Republican presidential frontrunner Donald Trump sought to put to rest recent doubts about his policies as he promised to strengthen the U.S.-Israel alliance with a pro-Israel foreign policy as he addressed AIPAC’s annual policy conference at the Verizon Center in Washington, D.C., on Monday.

“I speak to you today as a lifelong supporter and true friend of Israel. I am a newcomer to politics but not to backing the Jewish state,” Trump presented himself to the pro-Israel crowd. “I didn’t come here tonight to pander to you about Israel. That’s what politicians do: all talk, no action. I came here to speak to you about where I stand on the future of American relations with our strategic ally, our unbreakable friendship, and our cultural brother, the only democracy in the Middle East, the State of Israel.”

“When I become president, the days of treating Israel like a second-class citizen will end on Day One,” Trump said to loud applause. “We will send a clear signal that there is no daylight between America and our most reliable ally, the state of Israel.”

Trump, reading off a teleprompter for the first time in his political career, promised to meet with Israeli Prime Minister Benjamin Netanyahu “immediately,” and “move the American embassy to the eternal capital of the Jewish people, Jerusalem.”

The Republican presidential frontrunner received thunderous applause and a standing ovation as he expressed joy over 2016 being President Barack Obama’s last year in office.

Criticizing the president for attempting to pass a UN Security Council resolution on the terms of an eventual agreement between Israel and the Palestinians, Trump pledged to veto any attempt by the UN “to impose its will on the Jewish state.”

“It’s not up the United Nations to impose a solution,” he said. “The parties must negotiate a resolution themselves. The United States can be useful as a facilitator of negotiations, but no one should be telling Israel it must abide by some agreement made by others thousands of miles away that don’t even really know what’s happening.”

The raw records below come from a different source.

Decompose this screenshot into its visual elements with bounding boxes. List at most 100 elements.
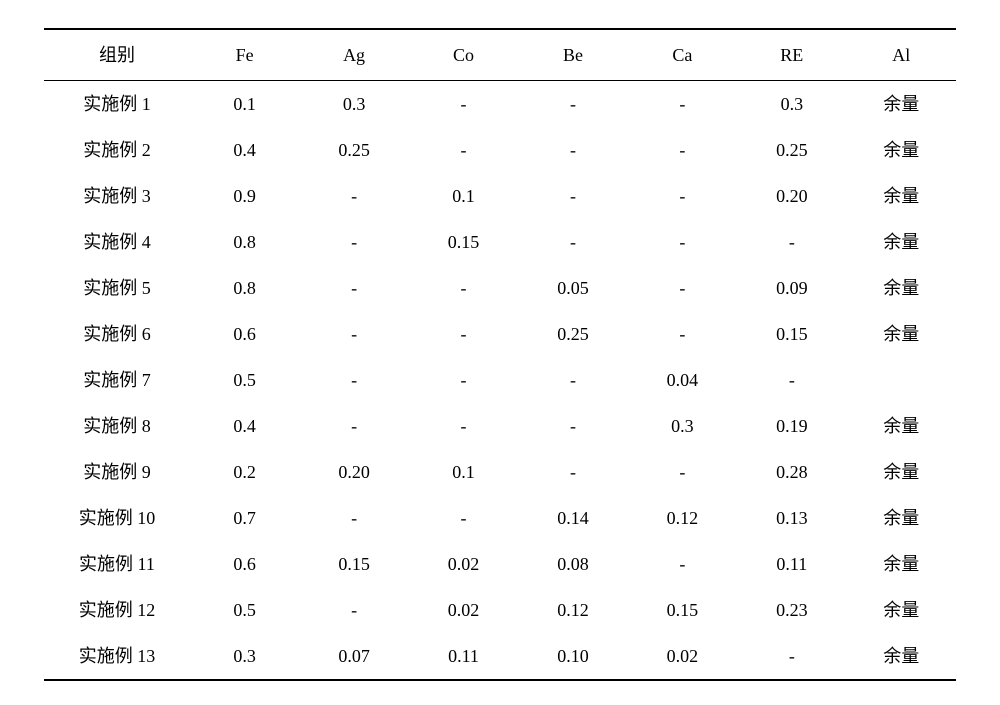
cell-value: 0.3 xyxy=(628,403,737,449)
cell-value: 0.04 xyxy=(628,357,737,403)
cell-value: 0.14 xyxy=(518,495,627,541)
table-row: 实施例 8 0.4 - - - 0.3 0.19 余量 xyxy=(44,403,956,449)
col-header-group: 组别 xyxy=(44,29,190,81)
cell-value: - xyxy=(299,357,408,403)
cell-value: 余量 xyxy=(847,311,956,357)
cell-value: 0.15 xyxy=(737,311,846,357)
cell-value xyxy=(847,357,956,403)
table-row: 实施例 13 0.3 0.07 0.11 0.10 0.02 - 余量 xyxy=(44,633,956,680)
cell-label: 实施例 6 xyxy=(44,311,190,357)
table-row: 实施例 10 0.7 - - 0.14 0.12 0.13 余量 xyxy=(44,495,956,541)
col-header-ca: Ca xyxy=(628,29,737,81)
cell-value: - xyxy=(628,127,737,173)
cell-value: 余量 xyxy=(847,449,956,495)
cell-value: 0.25 xyxy=(299,127,408,173)
col-header-be: Be xyxy=(518,29,627,81)
cell-value: - xyxy=(409,403,518,449)
cell-value: 0.12 xyxy=(518,587,627,633)
cell-value: 0.5 xyxy=(190,357,299,403)
cell-value: 0.6 xyxy=(190,311,299,357)
cell-value: - xyxy=(518,449,627,495)
cell-value: 0.15 xyxy=(409,219,518,265)
table-row: 实施例 5 0.8 - - 0.05 - 0.09 余量 xyxy=(44,265,956,311)
cell-value: 余量 xyxy=(847,587,956,633)
cell-value: 0.1 xyxy=(409,173,518,219)
cell-value: - xyxy=(409,265,518,311)
table-row: 实施例 12 0.5 - 0.02 0.12 0.15 0.23 余量 xyxy=(44,587,956,633)
cell-value: - xyxy=(518,403,627,449)
table-row: 实施例 3 0.9 - 0.1 - - 0.20 余量 xyxy=(44,173,956,219)
cell-label: 实施例 8 xyxy=(44,403,190,449)
cell-label: 实施例 13 xyxy=(44,633,190,680)
cell-value: 0.09 xyxy=(737,265,846,311)
cell-value: - xyxy=(628,219,737,265)
cell-value: - xyxy=(299,403,408,449)
cell-value: 0.5 xyxy=(190,587,299,633)
cell-value: - xyxy=(409,357,518,403)
cell-value: 0.2 xyxy=(190,449,299,495)
cell-value: 0.3 xyxy=(190,633,299,680)
cell-value: - xyxy=(518,357,627,403)
cell-value: 0.10 xyxy=(518,633,627,680)
cell-value: - xyxy=(628,541,737,587)
cell-value: 0.25 xyxy=(518,311,627,357)
cell-value: - xyxy=(518,219,627,265)
cell-value: 0.6 xyxy=(190,541,299,587)
cell-value: - xyxy=(737,219,846,265)
cell-value: 余量 xyxy=(847,173,956,219)
cell-value: - xyxy=(409,127,518,173)
table-row: 实施例 6 0.6 - - 0.25 - 0.15 余量 xyxy=(44,311,956,357)
table-row: 实施例 1 0.1 0.3 - - - 0.3 余量 xyxy=(44,81,956,128)
col-header-fe: Fe xyxy=(190,29,299,81)
cell-label: 实施例 3 xyxy=(44,173,190,219)
table-row: 实施例 4 0.8 - 0.15 - - - 余量 xyxy=(44,219,956,265)
cell-label: 实施例 9 xyxy=(44,449,190,495)
cell-value: - xyxy=(409,81,518,128)
cell-value: 0.3 xyxy=(737,81,846,128)
cell-value: 余量 xyxy=(847,541,956,587)
table-body: 实施例 1 0.1 0.3 - - - 0.3 余量 实施例 2 0.4 0.2… xyxy=(44,81,956,681)
cell-value: - xyxy=(518,127,627,173)
cell-value: 0.11 xyxy=(409,633,518,680)
cell-value: 0.9 xyxy=(190,173,299,219)
cell-value: - xyxy=(409,311,518,357)
cell-value: 0.07 xyxy=(299,633,408,680)
cell-value: 0.08 xyxy=(518,541,627,587)
cell-value: 余量 xyxy=(847,265,956,311)
cell-value: 0.7 xyxy=(190,495,299,541)
col-header-re: RE xyxy=(737,29,846,81)
cell-value: - xyxy=(628,311,737,357)
cell-value: - xyxy=(518,81,627,128)
cell-value: 0.12 xyxy=(628,495,737,541)
cell-value: 0.3 xyxy=(299,81,408,128)
cell-value: 0.11 xyxy=(737,541,846,587)
cell-value: 0.15 xyxy=(628,587,737,633)
cell-value: - xyxy=(628,173,737,219)
cell-value: 余量 xyxy=(847,127,956,173)
cell-value: - xyxy=(299,587,408,633)
cell-label: 实施例 2 xyxy=(44,127,190,173)
cell-value: - xyxy=(299,265,408,311)
cell-label: 实施例 4 xyxy=(44,219,190,265)
cell-value: - xyxy=(628,265,737,311)
cell-value: - xyxy=(628,449,737,495)
cell-value: 0.8 xyxy=(190,219,299,265)
cell-value: 0.02 xyxy=(628,633,737,680)
cell-value: - xyxy=(737,357,846,403)
cell-label: 实施例 1 xyxy=(44,81,190,128)
cell-value: - xyxy=(299,495,408,541)
col-header-ag: Ag xyxy=(299,29,408,81)
table-row: 实施例 11 0.6 0.15 0.02 0.08 - 0.11 余量 xyxy=(44,541,956,587)
cell-value: 0.05 xyxy=(518,265,627,311)
col-header-al: Al xyxy=(847,29,956,81)
cell-value: 0.1 xyxy=(190,81,299,128)
cell-value: - xyxy=(299,219,408,265)
cell-value: - xyxy=(737,633,846,680)
cell-value: 0.15 xyxy=(299,541,408,587)
cell-value: 0.28 xyxy=(737,449,846,495)
cell-value: 余量 xyxy=(847,633,956,680)
cell-value: - xyxy=(299,311,408,357)
cell-value: 0.25 xyxy=(737,127,846,173)
cell-value: 余量 xyxy=(847,403,956,449)
cell-value: 0.8 xyxy=(190,265,299,311)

“We know Israel is willing to deal. Israel has been trying to sit down at the negotiating table, without preconditions, for years,” he asserted. “The Palestinians must come to the table knowing that the bond between the United States and Israel is unbreakable. They must come to the table willing and able to stop the terror being committed on a daily basis against Israel and they must come to the table willing to accept that Israel is a Jewish state and it will forever exist as a Jewish state.”

Trump started off his speech by criticizing the Iran nuclear deal, which he called “catastrophic for America, for Israel, and for the whole Middle East.”

“My number one priority is to dismantle the disastrous deal with Iran,” he assured AIPAC. Echoing Prime Minister Benjamin Netanyahu, Trump said, “The biggest concern with the deal is not necessarily that Iran is going to violate it, although it already has, the bigger problem is that they can keep the terms and still get to the bomb by simply running out the clock, and, of course, they keep the billions.”

“Iran is a very big problem and will continue to be, but if I’m elected president, I know how to deal with trouble,” he said.